同じ築年数でも、屋根の形状、日当たり、風の当たり方、積雪量、過去の修繕履歴によって劣化状態は異なります。
屋根塗装を検討できる状態
次のような状態で、屋根板金や下地に大きな傷みがなければ、塗装で維持できる可能性があります。
・屋根のツヤがなくなってきた
・色あせが目立ってきた
・表面的なサビが出始めている
・塗膜の剥がれが一部に見られる
・屋根板金に大きな変形がない
・雨漏りや穴あきが確認されていない
屋根塗装では、塗料の種類だけでなく、ケレンと呼ばれるサビ落としや下地処理が重要です。
見積書を見るときは、塗料の商品名だけでなく、下地処理の内容、サビ止めの有無、塗装回数まで確認する必要があります。
葺き替えを検討した方がよい状態
次のような症状がある場合は、塗装だけでは根本的な修繕にならないことがあります。
・屋根板金が浮いたり、めくれたりしている
・屋根板金が大きく波打っている
・板金の継ぎ目が開いている
・サビが進行して穴が開いている
・スノーダクトや谷部分から漏水している
・屋根下地まで傷んでいる可能性がある
・過去に何度も応急修理を繰り返している
穴が開いている屋根や、大きく変形している屋根に塗装しても、屋根材そのものの傷みは直りません。
屋根の状態によっては、塗装ではなく、部分的な板金補修や屋根全体の葺き替えが必要です。
今回行った屋根葺き替え工事の流れ
既存の屋根板金を撤去
最初に、劣化している既存の屋根板金を撤去します。

古い屋根材を取り外すことで、表面からは見えなかった屋根下地の状態も確認できます。
屋根は、地上から見ただけでは、板金の裏側や下地の傷みまで確認できません。
葺き替え工事には、古い屋根材を撤去し、屋根の内部を確認できるという利点があります。
屋根下地を整えて防水シートを施工
既存の屋根板金を撤去した後、屋根下地を整え、防水シートを施工します。


屋根は、表面の板金だけで雨水を防いでいるわけではありません。
板金の下に施工する防水シートも、建物内部への雨水の浸入を防ぐ重要な部分です。
屋根の表面だけを新しくするのではなく、下地と防水層まで確認して施工することが、葺き替え工事の大切なポイントです。
スノーダクトや取り合い部分を施工
札幌の住宅やアパートでは、屋根にスノーダクトが設けられていることがあります。
屋根工事では、広い平面部分だけでなく、雪解け水や雨水が集まりやすいダクト部分の施工が重要です。
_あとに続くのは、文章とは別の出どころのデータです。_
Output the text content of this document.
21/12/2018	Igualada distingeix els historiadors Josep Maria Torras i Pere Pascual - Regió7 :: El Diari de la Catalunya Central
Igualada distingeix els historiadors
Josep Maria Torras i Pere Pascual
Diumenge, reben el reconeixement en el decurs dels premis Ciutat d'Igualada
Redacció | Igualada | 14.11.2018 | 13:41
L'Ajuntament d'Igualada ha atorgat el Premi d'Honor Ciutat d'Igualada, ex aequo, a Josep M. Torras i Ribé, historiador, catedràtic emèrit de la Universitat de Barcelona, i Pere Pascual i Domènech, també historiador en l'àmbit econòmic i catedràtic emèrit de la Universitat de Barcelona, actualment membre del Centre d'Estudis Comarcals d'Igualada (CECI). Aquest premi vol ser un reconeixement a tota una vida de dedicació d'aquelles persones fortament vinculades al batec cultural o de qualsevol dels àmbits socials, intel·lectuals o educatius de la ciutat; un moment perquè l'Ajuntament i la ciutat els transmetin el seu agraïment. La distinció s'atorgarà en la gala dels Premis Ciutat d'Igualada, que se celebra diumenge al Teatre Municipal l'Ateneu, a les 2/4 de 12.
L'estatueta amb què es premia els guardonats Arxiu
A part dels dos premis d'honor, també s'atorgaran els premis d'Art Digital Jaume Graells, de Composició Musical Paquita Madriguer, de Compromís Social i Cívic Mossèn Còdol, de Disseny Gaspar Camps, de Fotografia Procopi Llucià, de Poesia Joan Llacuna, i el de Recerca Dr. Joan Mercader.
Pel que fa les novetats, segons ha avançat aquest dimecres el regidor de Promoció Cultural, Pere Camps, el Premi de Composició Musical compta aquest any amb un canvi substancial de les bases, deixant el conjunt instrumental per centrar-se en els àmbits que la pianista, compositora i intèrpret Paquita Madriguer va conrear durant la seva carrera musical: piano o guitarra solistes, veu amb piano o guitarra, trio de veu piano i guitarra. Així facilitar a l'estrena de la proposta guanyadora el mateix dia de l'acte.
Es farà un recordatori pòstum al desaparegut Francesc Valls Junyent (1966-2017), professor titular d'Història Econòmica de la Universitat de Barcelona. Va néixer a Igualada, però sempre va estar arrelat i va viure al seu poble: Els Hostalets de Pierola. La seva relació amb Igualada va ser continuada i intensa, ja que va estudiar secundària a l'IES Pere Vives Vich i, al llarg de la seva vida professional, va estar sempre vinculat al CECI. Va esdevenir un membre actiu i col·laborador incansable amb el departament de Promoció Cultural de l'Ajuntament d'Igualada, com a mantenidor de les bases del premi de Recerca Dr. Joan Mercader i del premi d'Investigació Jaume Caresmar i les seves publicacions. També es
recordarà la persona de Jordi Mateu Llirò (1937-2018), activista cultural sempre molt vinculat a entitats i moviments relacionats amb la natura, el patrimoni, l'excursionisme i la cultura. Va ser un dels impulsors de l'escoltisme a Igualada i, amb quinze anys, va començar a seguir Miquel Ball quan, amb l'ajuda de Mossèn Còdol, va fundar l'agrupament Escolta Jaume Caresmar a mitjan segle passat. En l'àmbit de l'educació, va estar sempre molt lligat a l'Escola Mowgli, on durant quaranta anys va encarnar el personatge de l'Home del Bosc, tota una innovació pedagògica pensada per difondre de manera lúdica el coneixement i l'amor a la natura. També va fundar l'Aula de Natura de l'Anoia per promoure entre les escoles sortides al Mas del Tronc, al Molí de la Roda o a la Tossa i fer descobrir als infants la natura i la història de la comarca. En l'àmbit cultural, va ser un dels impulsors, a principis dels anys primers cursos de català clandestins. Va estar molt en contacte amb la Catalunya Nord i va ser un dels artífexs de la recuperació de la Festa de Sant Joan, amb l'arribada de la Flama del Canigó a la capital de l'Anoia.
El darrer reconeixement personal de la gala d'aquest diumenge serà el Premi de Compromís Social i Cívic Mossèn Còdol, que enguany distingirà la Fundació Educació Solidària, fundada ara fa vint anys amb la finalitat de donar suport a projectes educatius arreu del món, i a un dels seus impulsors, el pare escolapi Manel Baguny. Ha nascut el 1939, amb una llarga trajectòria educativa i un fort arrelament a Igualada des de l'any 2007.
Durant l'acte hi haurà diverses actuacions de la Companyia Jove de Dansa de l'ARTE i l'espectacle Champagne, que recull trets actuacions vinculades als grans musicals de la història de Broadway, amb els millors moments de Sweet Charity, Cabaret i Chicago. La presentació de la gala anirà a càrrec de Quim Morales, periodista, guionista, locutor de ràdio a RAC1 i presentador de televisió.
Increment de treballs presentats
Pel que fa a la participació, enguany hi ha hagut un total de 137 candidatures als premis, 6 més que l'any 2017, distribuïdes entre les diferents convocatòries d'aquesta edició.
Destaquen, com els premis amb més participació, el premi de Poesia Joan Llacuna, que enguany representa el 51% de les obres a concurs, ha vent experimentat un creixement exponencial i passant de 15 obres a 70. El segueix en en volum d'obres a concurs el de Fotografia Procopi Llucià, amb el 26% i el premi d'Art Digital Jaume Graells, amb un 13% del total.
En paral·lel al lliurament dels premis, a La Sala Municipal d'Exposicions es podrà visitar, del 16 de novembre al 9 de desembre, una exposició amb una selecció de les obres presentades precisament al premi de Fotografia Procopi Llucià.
ダクトや屋根板金の継ぎ目は、完成後には見えにくくなる場所です。
施工途中の写真を残しておくことで、どのような下地処理や防水施工を行ったのか確認しやすくなります。
新しい屋根板金を施工
下地と防水シートを整えた後、新しい屋根板金を施工します。

屋根の形状に合わせて板金を加工し、継ぎ目や端部を一つずつ納めていきます。
屋根葺き替え工事が完了
屋根全体の葺き替えが完了しました。

施工前に見られた板金の浮きや大きな変形がなくなり、屋根全体が新しい板金で覆われました。
屋根塗装・カバー工法・葺き替えの違い
屋根の改修方法は、大きく分けて屋根塗装、カバー工法、葺き替えの3つがあります。
屋根塗装
既存の屋根板金を残し、サビ落としや下地処理を行ったうえで塗装する方法です。
屋根板金と下地がまだ使用できる場合に適しています。
ほかの工法より初期費用を抑えやすい一方で、穴あきや大きな変形、下地の腐食などは塗装では直せません。
カバー工法
既存の屋根を残し、その上から新しい防水層や屋根材を施工する方法です。
既存屋根の撤去範囲を減らせる場合がありますが、すべての屋根に施工できるわけではありません。
屋根の形状、既存屋根の状態、下地の傷みによって、カバー工法が適しているかを判断します。
葺き替え
既存の屋根材を撤去し、必要に応じて下地を補修したうえで、新しい屋根材を施工する方法です。
塗装より費用は高くなりますが、古い屋根材を撤去して下地の状態を確認できます。
屋根の劣化が進んでいる場合や、今後も建物を長く使用する予定がある場合に適した方法です。
最初から工事方法を決める必要はありません
屋根の修繕では、最初から「塗装にする」「葺き替えにする」と決めて業者を探す必要はありません。
まずは屋根の状態を確認し、次の順番で考えることが重要です。
1.塗装で屋根を維持できる状態か
2.部分的な板金補修で対応できるか
3.カバー工法が可能な屋根か
4.屋根全体を葺き替える必要があるか
建物を今後何年使用する予定なのか、予算をどの程度かけられるのかによっても、適切な方法は変わります。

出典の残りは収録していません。